En la Villa de Madrid, a veintiuno de Marzo de dos mil siete.

Vistos los presentes autos pendientes ante esta Sala en virtud de recurso de casación para la unificación de doctrina interpuesto por el Procurador D. Julián del Olmo Pastor, en nombre y representación de la Diputación Foral de Bizkaia, frente a la sentencia de la Sala de lo Social del Tribunal Superior de Justicia del País Vasco de fecha 14 de junio de 2005, dictada en el recurso de suplicación número 416/2005 formulado por el letrado D. José Antonio Martínez Martínez, en nombre y representación de D. Romeo, contra la sentencia del Juzgado de lo Social número 4 de Bilbao de fecha 19 de octubre de 2004, dictada en virtud de demanda formulada por D. Romeo, frente a la Diputación Foral de Bizkaia, Departamento de Acción Social, sobre Grado de Minusvalía.

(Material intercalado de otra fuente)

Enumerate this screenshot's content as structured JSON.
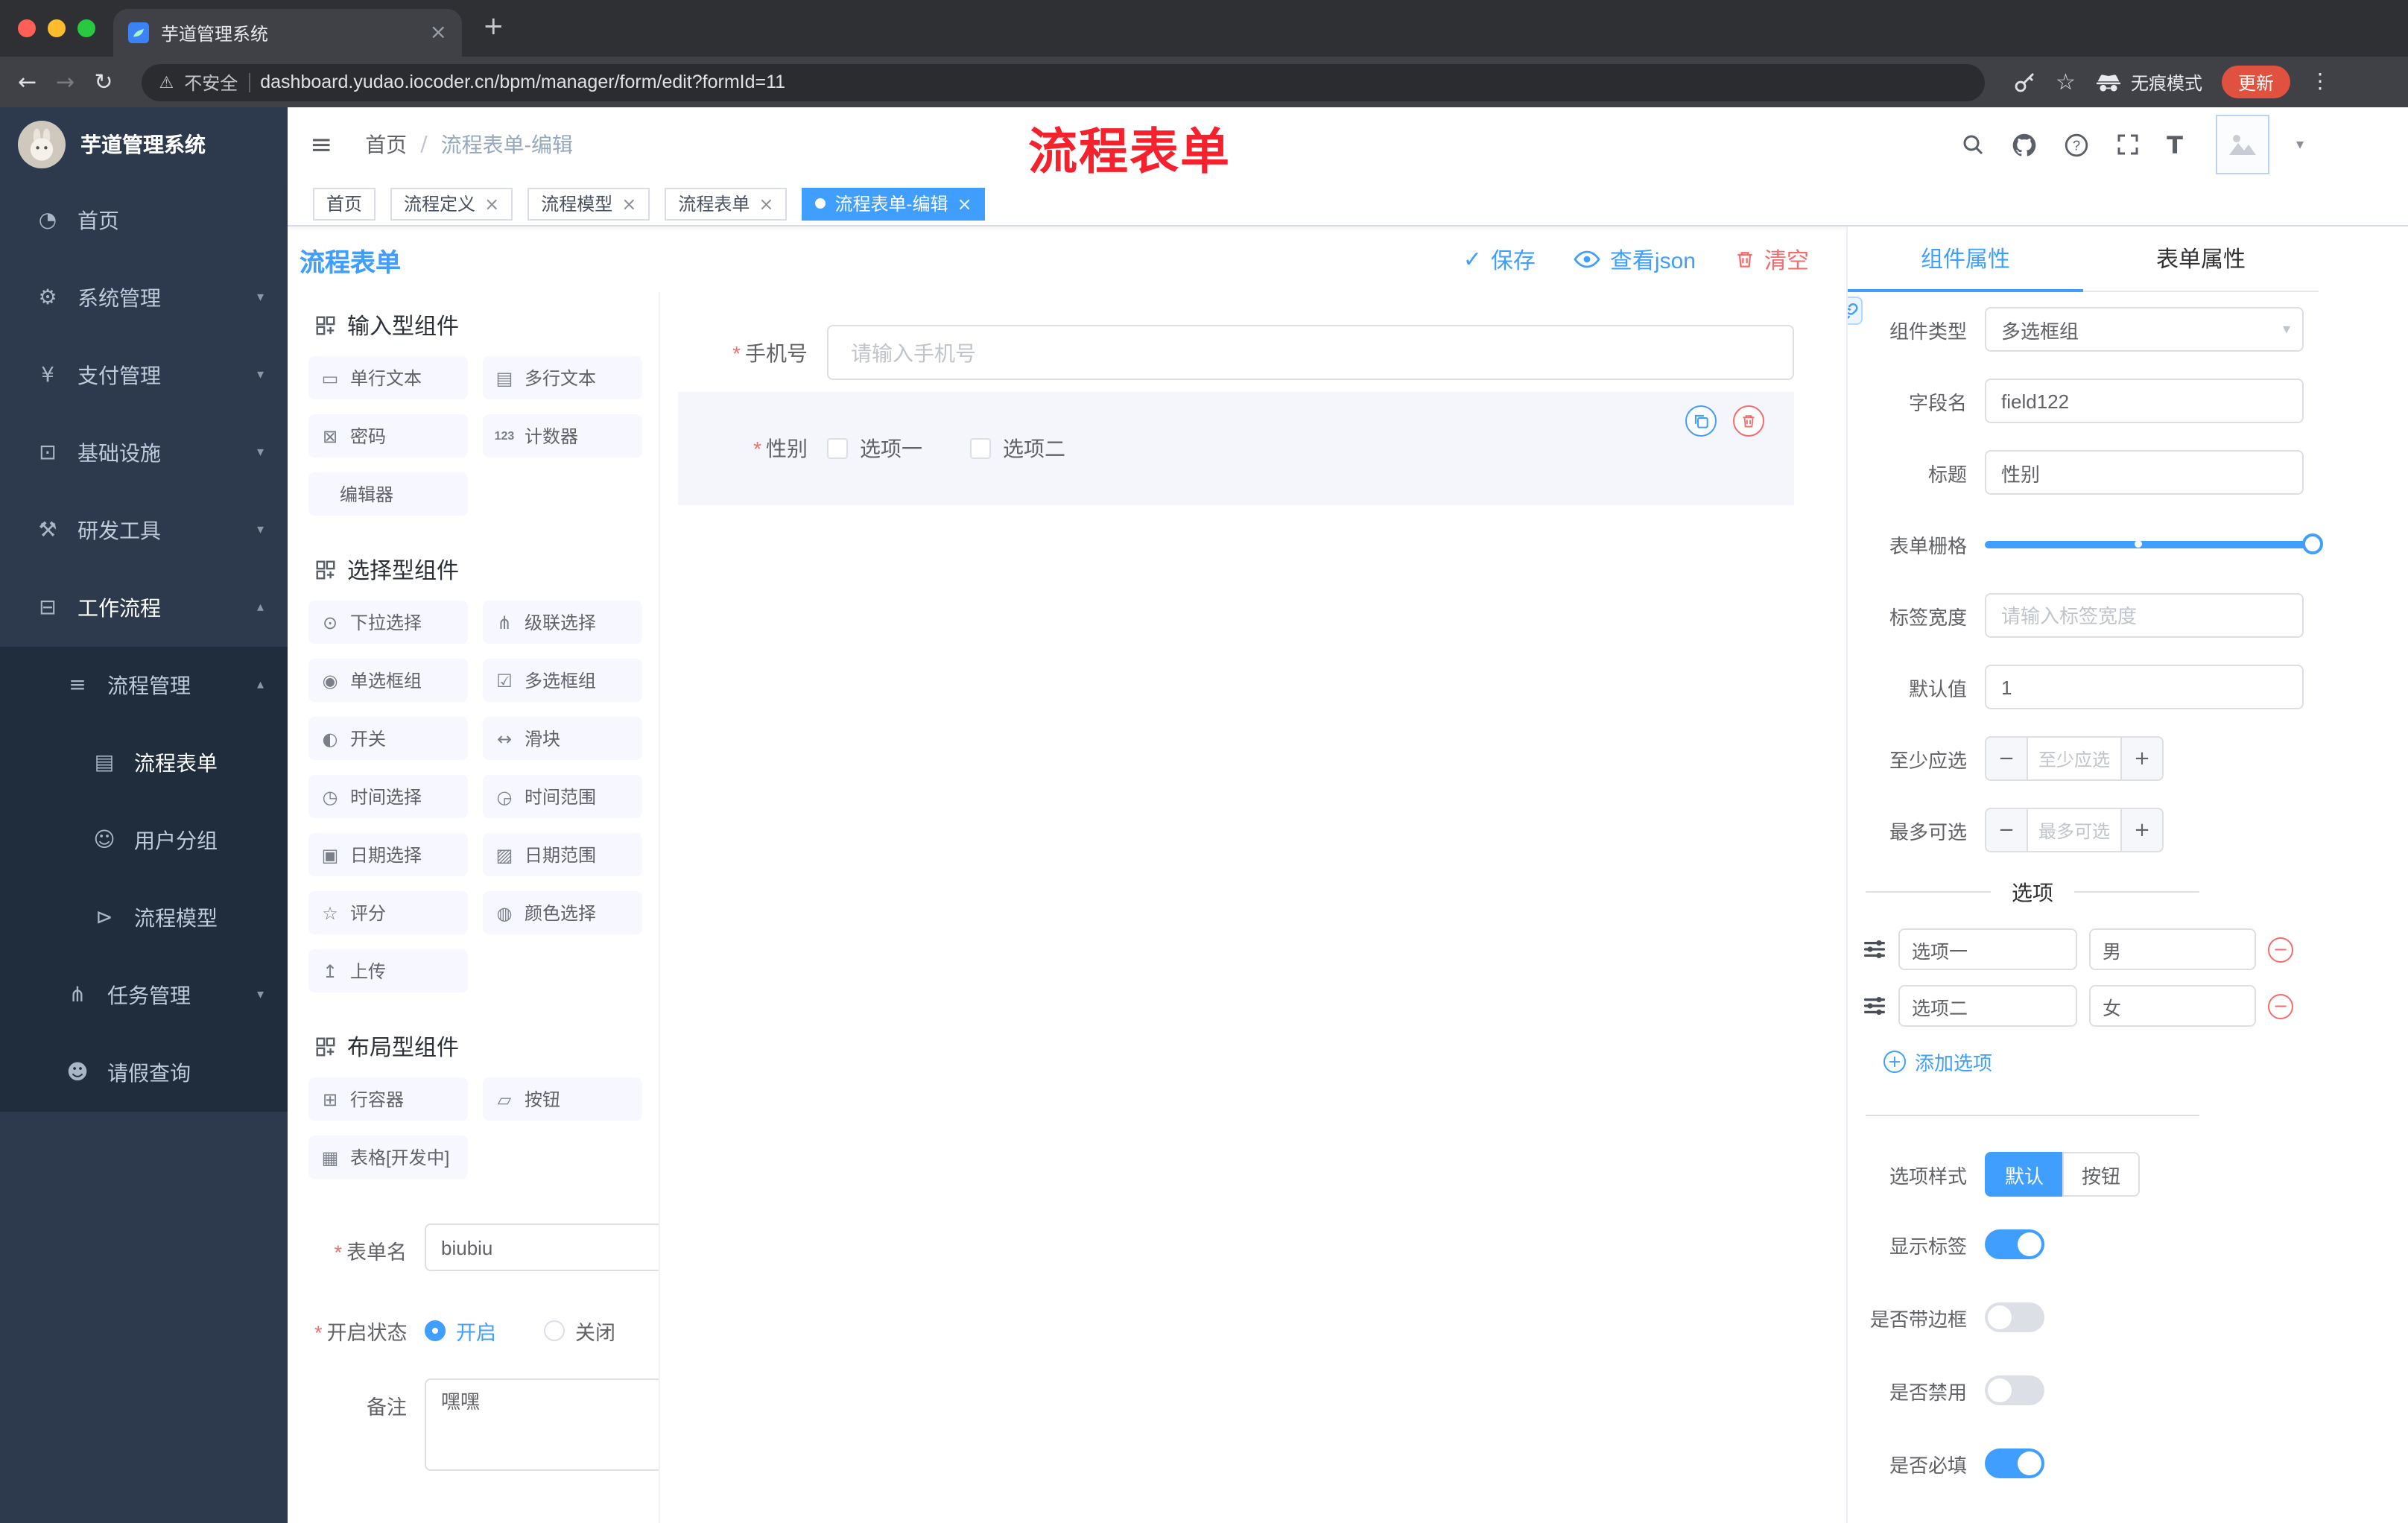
{
  "colors": {
    "accent": "#409eff",
    "danger": "#f56c6c",
    "annotation": "#f5222d",
    "update_badge": "#e0523f",
    "active_tag": "#409eff",
    "sidebar_bg": "#2d3a4d",
    "submenu_bg": "#1f2d3d"
  },
  "glyphs": {
    "asterisk": "*",
    "close": "×",
    "new_tab": "+",
    "back": "←",
    "forward": "→",
    "reload": "↻",
    "warning": "⚠",
    "star": "☆",
    "more": "⋮",
    "minus": "−",
    "plus": "+",
    "caret_down": "▾",
    "caret_up": "▴",
    "check": "✓",
    "slash": "/",
    "text_size": "T",
    "hamburger": "≡"
  },
  "browser": {
    "tab_title": "芋道管理系统",
    "security_label": "不安全",
    "url": "dashboard.yudao.iocoder.cn/bpm/manager/form/edit?formId=11",
    "incognito_label": "无痕模式",
    "update_label": "更新"
  },
  "sidebar": {
    "logo_title": "芋道管理系统",
    "items": [
      {
        "label": "首页",
        "icon": "◔"
      },
      {
        "label": "系统管理",
        "icon": "⚙"
      },
      {
        "label": "支付管理",
        "icon": "¥"
      },
      {
        "label": "基础设施",
        "icon": "⊡"
      },
      {
        "label": "研发工具",
        "icon": "⚒"
      },
      {
        "label": "工作流程",
        "icon": "⊟"
      },
      {
        "label": "流程管理",
        "icon": "≡"
      },
      {
        "label": "流程表单",
        "icon": "▤"
      },
      {
        "label": "用户分组",
        "icon": "☺"
      },
      {
        "label": "流程模型",
        "icon": "⊳"
      },
      {
        "label": "任务管理",
        "icon": "⋔"
      },
      {
        "label": "请假查询",
        "icon": "☻"
      }
    ]
  },
  "header": {
    "breadcrumb": [
      "首页",
      "流程表单-编辑"
    ],
    "annotation": "流程表单"
  },
  "tags": [
    {
      "label": "首页"
    },
    {
      "label": "流程定义"
    },
    {
      "label": "流程模型"
    },
    {
      "label": "流程表单"
    },
    {
      "label": "流程表单-编辑"
    }
  ],
  "designer": {
    "title": "流程表单",
    "actions": {
      "save": "保存",
      "view_json": "查看json",
      "clear": "清空"
    },
    "palette": {
      "sections": [
        {
          "title": "输入型组件",
          "items": [
            {
              "label": "单行文本",
              "icon": "▭"
            },
            {
              "label": "多行文本",
              "icon": "▤"
            },
            {
              "label": "密码",
              "icon": "⊠"
            },
            {
              "label": "计数器",
              "icon": "123"
            },
            {
              "label": "编辑器",
              "icon": ""
            }
          ]
        },
        {
          "title": "选择型组件",
          "items": [
            {
              "label": "下拉选择",
              "icon": "⊙"
            },
            {
              "label": "级联选择",
              "icon": "⋔"
            },
            {
              "label": "单选框组",
              "icon": "◉"
            },
            {
              "label": "多选框组",
              "icon": "☑"
            },
            {
              "label": "开关",
              "icon": "◐"
            },
            {
              "label": "滑块",
              "icon": "↔"
            },
            {
              "label": "时间选择",
              "icon": "◷"
            },
            {
              "label": "时间范围",
              "icon": "◶"
            },
            {
              "label": "日期选择",
              "icon": "▣"
            },
            {
              "label": "日期范围",
              "icon": "▨"
            },
            {
              "label": "评分",
              "icon": "☆"
            },
            {
              "label": "颜色选择",
              "icon": "◍"
            },
            {
              "label": "上传",
              "icon": "↥"
            }
          ]
        },
        {
          "title": "布局型组件",
          "items": [
            {
              "label": "行容器",
              "icon": "⊞"
            },
            {
              "label": "按钮",
              "icon": "▱"
            },
            {
              "label": "表格[开发中]",
              "icon": "▦"
            }
          ]
        }
      ]
    },
    "form_config": {
      "name_label": "表单名",
      "name_value": "biubiu",
      "status_label": "开启状态",
      "status_on": "开启",
      "status_off": "关闭",
      "remark_label": "备注",
      "remark_value": "嘿嘿"
    },
    "canvas": {
      "phone_label": "手机号",
      "phone_placeholder": "请输入手机号",
      "gender_label": "性别",
      "gender_options": [
        "选项一",
        "选项二"
      ]
    }
  },
  "props": {
    "tabs": {
      "component": "组件属性",
      "form": "表单属性"
    },
    "type_label": "组件类型",
    "type_value": "多选框组",
    "field_label": "字段名",
    "field_value": "field122",
    "title_label": "标题",
    "title_value": "性别",
    "grid_label": "表单栅格",
    "width_label": "标签宽度",
    "width_placeholder": "请输入标签宽度",
    "default_label": "默认值",
    "default_value": "1",
    "min_label": "至少应选",
    "min_placeholder": "至少应选",
    "max_label": "最多可选",
    "max_placeholder": "最多可选",
    "options_divider": "选项",
    "options": [
      {
        "name": "选项一",
        "value": "男"
      },
      {
        "name": "选项二",
        "value": "女"
      }
    ],
    "add_option": "添加选项",
    "style_label": "选项样式",
    "style_default": "默认",
    "style_button": "按钮",
    "toggles": [
      {
        "label": "显示标签",
        "on": true
      },
      {
        "label": "是否带边框",
        "on": false
      },
      {
        "label": "是否禁用",
        "on": false
      },
      {
        "label": "是否必填",
        "on": true
      }
    ]
  }
}
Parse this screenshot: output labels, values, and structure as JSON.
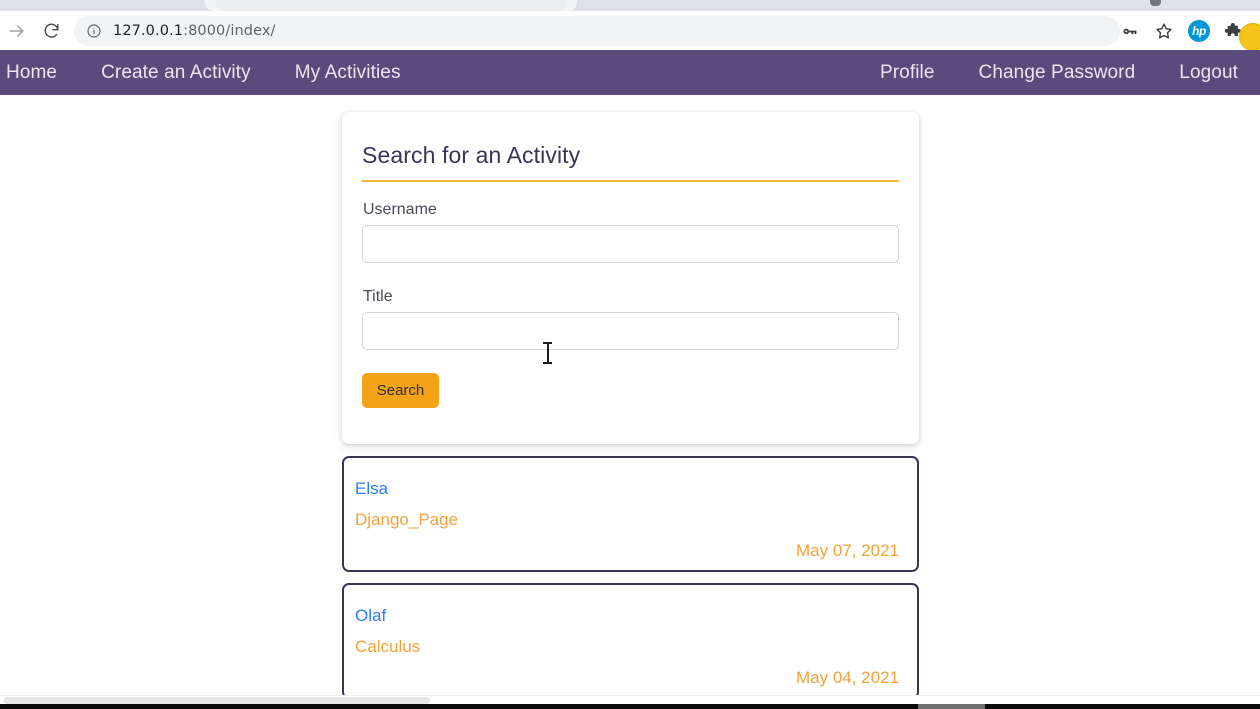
{
  "browser": {
    "url_host": "127.0.0.1",
    "url_path": ":8000/index/",
    "icons": {
      "back": "back-arrow-icon",
      "forward": "forward-arrow-icon",
      "reload": "reload-icon",
      "site_info": "info-circle-icon",
      "password": "key-icon",
      "bookmark": "star-icon",
      "hp_extension": "hp",
      "extensions": "puzzle-piece-icon",
      "profile": "profile-avatar-icon"
    }
  },
  "navbar": {
    "left_links": [
      {
        "label": "Home"
      },
      {
        "label": "Create an Activity"
      },
      {
        "label": "My Activities"
      }
    ],
    "right_links": [
      {
        "label": "Profile"
      },
      {
        "label": "Change Password"
      },
      {
        "label": "Logout"
      }
    ],
    "background": "#5b4b7d"
  },
  "search_card": {
    "title": "Search for an Activity",
    "accent_color": "#f0b73e",
    "fields": [
      {
        "label": "Username",
        "value": "",
        "placeholder": ""
      },
      {
        "label": "Title",
        "value": "",
        "placeholder": ""
      }
    ],
    "submit_label": "Search",
    "submit_color": "#f5a316"
  },
  "results": [
    {
      "username": "Elsa",
      "title": "Django_Page",
      "date": "May 07, 2021"
    },
    {
      "username": "Olaf",
      "title": "Calculus",
      "date": "May 04, 2021"
    }
  ]
}
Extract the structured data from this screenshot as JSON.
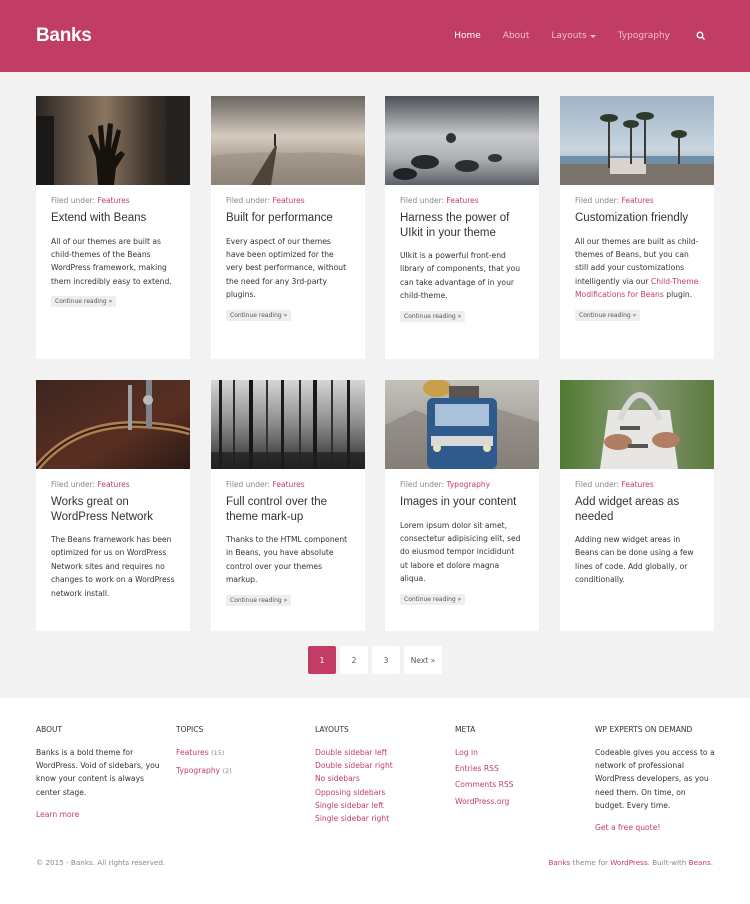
{
  "site": {
    "logo": "Banks"
  },
  "nav": {
    "items": [
      {
        "label": "Home"
      },
      {
        "label": "About"
      },
      {
        "label": "Layouts"
      },
      {
        "label": "Typography"
      }
    ]
  },
  "colors": {
    "accent": "#c23d66",
    "background": "#f2f2f2"
  },
  "posts": [
    {
      "filed_label": "Filed under:",
      "category": "Features",
      "title": "Extend with Beans",
      "excerpt": "All of our themes are built as child-themes of the Beans WordPress framework, making them incredibly easy to extend.",
      "more": "Continue reading »"
    },
    {
      "filed_label": "Filed under:",
      "category": "Features",
      "title": "Built for performance",
      "excerpt": "Every aspect of our themes have been optimized for the very best performance, without the need for any 3rd-party plugins.",
      "more": "Continue reading »"
    },
    {
      "filed_label": "Filed under:",
      "category": "Features",
      "title": "Harness the power of UIkit in your theme",
      "excerpt": "UIkit is a powerful front-end library of components, that you can take advantage of in your child-theme.",
      "more": "Continue reading »"
    },
    {
      "filed_label": "Filed under:",
      "category": "Features",
      "title": "Customization friendly",
      "excerpt_a": "All our themes are built as child-themes of Beans, but you can still add your customizations intelligently via our",
      "excerpt_link": "Child-Theme Modifications for Beans",
      "excerpt_b": "plugin.",
      "more": "Continue reading »"
    },
    {
      "filed_label": "Filed under:",
      "category": "Features",
      "title": "Works great on WordPress Network",
      "excerpt": "The Beans framework has been optimized for us on WordPress Network sites and requires no changes to work on a WordPress network install."
    },
    {
      "filed_label": "Filed under:",
      "category": "Features",
      "title": "Full control over the theme mark-up",
      "excerpt": "Thanks to the HTML component in Beans, you have absolute control over your themes markup.",
      "more": "Continue reading »"
    },
    {
      "filed_label": "Filed under:",
      "category": "Typography",
      "title": "Images in your content",
      "excerpt": "Lorem ipsum dolor sit amet, consectetur adipisicing elit, sed do eiusmod tempor incididunt ut labore et dolore magna aliqua.",
      "more": "Continue reading »"
    },
    {
      "filed_label": "Filed under:",
      "category": "Features",
      "title": "Add widget areas as needed",
      "excerpt": "Adding new widget areas in Beans can be done using a few lines of code. Add globally, or conditionally."
    }
  ],
  "pagination": {
    "pages": [
      "1",
      "2",
      "3"
    ],
    "next": "Next »",
    "current": "1"
  },
  "footer": {
    "about": {
      "heading": "ABOUT",
      "text": "Banks is a bold theme for WordPress. Void of sidebars, you know your content is always center stage.",
      "link": "Learn more"
    },
    "topics": {
      "heading": "TOPICS",
      "items": [
        {
          "label": "Features",
          "count": "(15)"
        },
        {
          "label": "Typography",
          "count": "(2)"
        }
      ]
    },
    "layouts": {
      "heading": "LAYOUTS",
      "items": [
        "Double sidebar left",
        "Double sidebar right",
        "No sidebars",
        "Opposing sidebars",
        "Single sidebar left",
        "Single sidebar right"
      ]
    },
    "meta": {
      "heading": "META",
      "items": [
        "Log in",
        "Entries RSS",
        "Comments RSS",
        "WordPress.org"
      ]
    },
    "experts": {
      "heading": "WP EXPERTS ON DEMAND",
      "text": "Codeable gives you access to a network of professional WordPress developers, as you need them. On time, on budget. Every time.",
      "link": "Get a free quote!"
    },
    "copyright": "© 2015 - Banks. All rights reserved.",
    "credit": {
      "theme": "Banks",
      "mid1": " theme for ",
      "wp": "WordPress",
      "mid2": ". Built-with ",
      "beans": "Beans",
      "end": "."
    }
  }
}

Es Magistrado Ponente el Excmo. Sr. D. JESÚS SOUTO PRIETO

ANTECEDENTES DE HECHO

PRIMERO

Con fecha 19 de octubre de 2004, el Juzgado de lo Social número 4 de Bilbao, dictó sentencia en la que consta la siguiente parte dispositiva: "Que desestimando la demanda formulada por D. Romeo, contra la Diputación Foral de Bizkaia, debo absolverla y la absuelvo de las pretensiones deducidas en su contra".

SEGUNDO

En la citada sentencia se han declarado probados los siguientes hechos: "PRIMERO: Al actor D. Romeo, con D.N.I. NUM000, le fué reconocida una minusvalía del 17%, con carácter definitivo, por OF 6351-2004, con el siguiente diagnóstico: Limitación postraumática miembro superior derecho. SEGUNDO: Interpuesta reclamación previa fue desestimada. TERCERO: Que con fecha 12 de febrero de 2002 se dictó resolución por parte del Instituto Nacional de la Seguridad Social sobre el demandante por la que se le reconoce estar afecto de una Incapacidad Permanente y Total, determinado el cuadro residual clínico como fractura-luxación codo derecho, neuropatía cubital derecha, capsulitas retráctil hombro derecho, y las limitaciones orgánica y funcionales: limitado últimos grados de movilidad en todo el arco en hombro derecho, severa limitación de la movilidad codo derecho".

TERCERO

La citada sentencia fué recurrida en suplicación, dictándose por la Sala de lo Social del Tribunal Superior de Justicia del País Vasco sentencia con fecha 14 de junio de 2005, en la que consta la siguiente parte dispositiva: "Se estima en parte el recurso de suplicación interpuesto por Romeo, contra la sentencia de 19 de octubre ce 2004, dictada por el Juzgado de lo Social número 4 de Bilbao, en los autos núm. 430/2004, seguidos a instancias del hoy recurrente frente a Diputación Foral de Bizkaia, en materia de grado de minusvalía. En consecuencia, con revocación de su pronunciamiento, y estimando en parte la demanda origen de las actuaciones condenamos al Organismo demandado a reconocer al actor un grado de minusvalía igual o superior al 33 por ciento en su condición de pensionista de Incapacidad Permanente Total".

CUARTO

El Procurador D. Julián del Olmo Pastor, mediante escrito presentado el 14 de septiembre de 2005, formuló recurso de casación para la unificación de doctrina, en el que: PRIMERO.- Se alega como sentencia contradictoria con la recurrida la dictada por la Sala de lo Social del Tribunal Superior de Justicia del País Vasco de 2 de febrero de 2005 (recurso nº 2528/2004). SEGUNDO.- Se alega la infracción del art.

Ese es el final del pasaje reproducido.